L’année suivante, une camarade de lycée me fait découvrir les Smiths: c’est le choc, le tournant du match. J’en ai parlé récemment, ici, j’insiste pas.
Très vite, en lisant des articles par-ci par-là, je découvre que les Smiths et les Stone Roses sont pas vraiment copains. Qu’ils seraient même plutôt antithétiques. Évidemment, en bon fan qui se respecte, qui plus est converti de fraîche date (les pires), j’ai une confiance aveugle en Morrissey, je ne prends donc même pas la peine de jeter une oreille à l’objet du délit : un album d’une profonde vacuité qui fait l’apologie de la drogue et de la dance music la plus superficielle et inconséquente blablabla.

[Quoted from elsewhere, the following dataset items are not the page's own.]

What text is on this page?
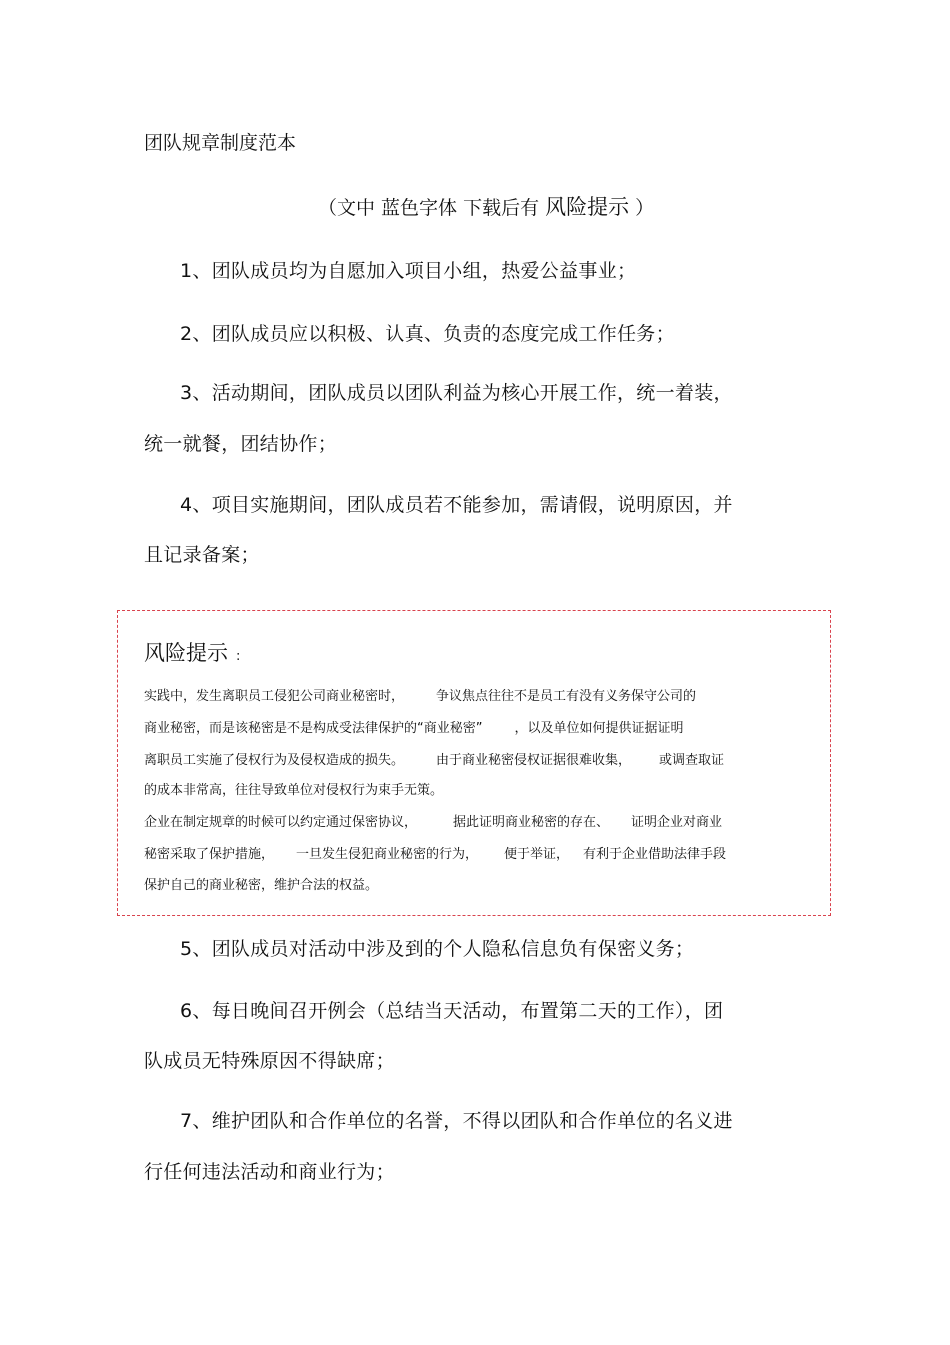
团队规章制度范本
（文中 蓝色字体 下载后有 风险提示 ）
1、团队成员均为自愿加入项目小组，热爱公益事业；
2、团队成员应以积极、认真、负责的态度完成工作任务；
3、活动期间，团队成员以团队利益为核心开展工作，统一着装，
统一就餐，团结协作；
4、项目实施期间，团队成员若不能参加，需请假，说明原因，并
且记录备案；
风险提示 :
实践中，发生离职员工侵犯公司商业秘密时， 争议焦点往往不是员工有没有义务保守公司的
商业秘密，而是该秘密是不是构成受法律保护的“商业秘密” ，以及单位如何提供证据证明
离职员工实施了侵权行为及侵权造成的损失。 由于商业秘密侵权证据很难收集， 或调查取证
的成本非常高，往往导致单位对侵权行为束手无策。
企业在制定规章的时候可以约定通过保密协议，	据此证明商业秘密的存在、 证明企业对商业
秘密采取了保护措施， 一旦发生侵犯商业秘密的行为， 便于举证， 有利于企业借助法律手段
保护自己的商业秘密，维护合法的权益。
5、团队成员对活动中涉及到的个人隐私信息负有保密义务；
6、每日晚间召开例会（总结当天活动，布置第二天的工作），团
队成员无特殊原因不得缺席；
7、维护团队和合作单位的名誉，不得以团队和合作单位的名义进
行任何违法活动和商业行为；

Bon. Ca dure comme ça pas mal de temps.

Quelques années plus tard, je finis par l’écouter ce disque, juste avant la sortie de Second Coming, leur second album (j’adore Love Spreads, le single du grand retour). Et là évidemment, je suis un peu sur le cul. Parce qu’en lieu et place d’un album de dance-music à la Primal Scream ou Happy Mondays, j’entends un groupe probablement obsédé par les sixties et, au hasard, les Byrds. Sacré Morrissey. Et puis ce John Squire, il était pas censé être un guitar hero, le fils spirituel de Jimmy Page? Bizarre parce que j’entendais surtout un guitariste fin et délicat, tout en arpèges carillonnants… L’a pô compris…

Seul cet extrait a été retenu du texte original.